UNIFORM PROVIDER CHARGING PRACTICES


Occasionally BCBSKS receives questions about what constitutes a provider’s usual charge when a provider offers cash customers a discount and what amount to bill BCBSKS. The term “usual charge” is defined in our Contracting Provider Agreements, but to specifically address this question, our policy is as follows:

A. Provider discounts or charging practices based upon individual patients’ situations (for example: patient hardship or professional courtesy) are acceptable and are not considered the provider’s usual charge. If a provider gives a patient a discount for cash, they must bill BCBSKS the same amount.

B. If a provider gives a lower charge to every patient who does not have health insurance, we consider that lower charge to be the “usual charge.”

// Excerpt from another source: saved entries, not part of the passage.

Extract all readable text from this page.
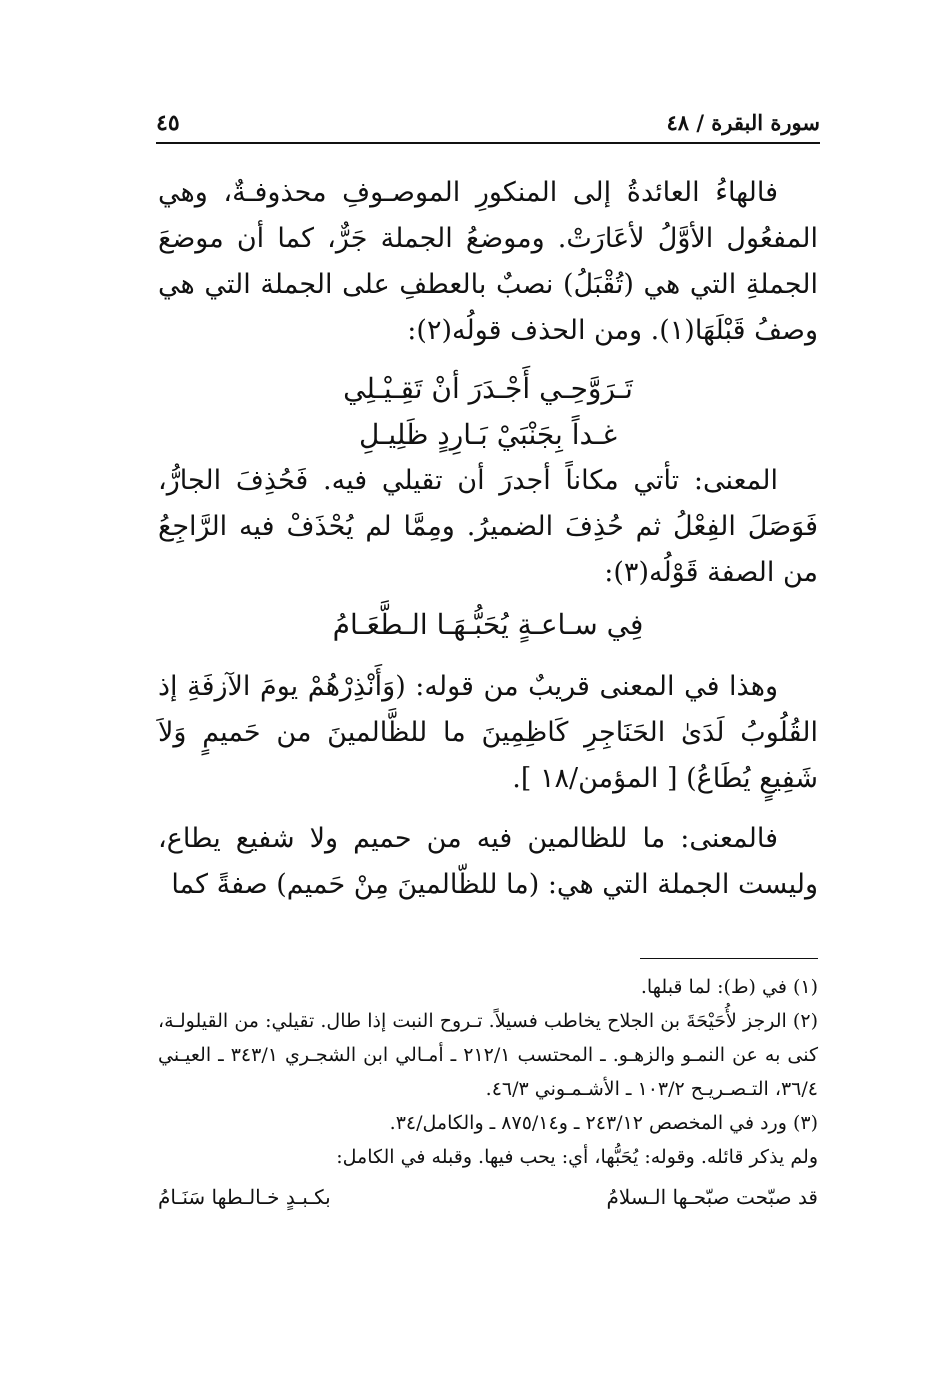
سورة البقرة / ٤٨
٤٥

فالهاءُ العائدةُ إلى المنكورِ الموصـوفِ محذوفـةٌ، وهي المفعُول الأوَّلُ لأعَارَتْ. وموضعُ الجملة جَرٌّ، كما أن موضعَ الجملةِ التي هي (تُقْبَلُ) نصبٌ بالعطفِ على الجملة التي هي وصفُ قَبْلَهَا(١). ومن الحذف قولُه(٢):

تَـرَوَّحِـي أَجْـدَرَ أنْ تَقِـيْـلِي
غـداً بِجَنْبَيْ بَـارِدٍ ظَلِيـلِ

المعنى: تأتي مكاناً أجدرَ أن تقيلي فيه. فَحُذِفَ الجارُّ، فَوَصَلَ الفِعْلُ ثم حُذِفَ الضميرُ. ومِمَّا لم يُحْذَفْ فيه الرَّاجِعُ من الصفة قَوْلُه(٣):

فِي سـاعـةٍ يُحَبُّـهَـا الـطَّعَـامُ

وهذا في المعنى قريبٌ من قوله: (وَأَنْذِرْهُمْ يومَ الآزفَةِ إذ القُلُوبُ لَدَىٰ الحَنَاجِرِ كَاظِمِينَ ما للظَّالمينَ من حَميمٍ وَلاَ شَفِيعٍ يُطَاعُ) [ المؤمن/١٨ ].

فالمعنى: ما للظالمين فيه من حميم ولا شفيع يطاع، وليست الجملة التي هي: (ما للظّالمينَ مِنْ حَميم) صفةً كما

(١) في (ط): لما قبلها.

(٢) الرجز لأُحَيْحَةَ بن الجلاح يخاطب فسيلاً. تـروح النبت إذا طال. تقيلي: من القيلولـة، كنى به عن النمـو والزهـو. ـ المحتسب ٢١٢/١ ـ أمـالي ابن الشجـري ٣٤٣/١ ـ العيـني ٣٦/٤، التـصـريـح ١٠٣/٢ ـ الأشـمـوني ٤٦/٣.

(٣) ورد في المخصص ٢٤٣/١٢ ـ و٨٧٥/١٤ ـ والكامل/٣٤.

ولم يذكر قائله. وقوله: يُحَبُّها، أي: يحب فيها. وقبله في الكامل:

قد صبّحت صبّحـها الـسلامُ
بكـبـدٍ خـالـطها سَنَـامُ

Because a contracting provider agrees to not bill a BCBSKS member at the time of service, there should never be a circumstance in which a BCBSKS member pays anything other than a deductible, copayment, coinsurance, or non-covered procedure at the time of service. As an additional matter in regard to this point, our payments are timely enough that they are essentially cash for all practical purposes. If we are in fact late with payments, then the remedy is stated under the Prompt Payment law.

C. Agencies such as community mental health centers and county health departments would be allowed to use a sliding scale for charging practices due to agency regulations.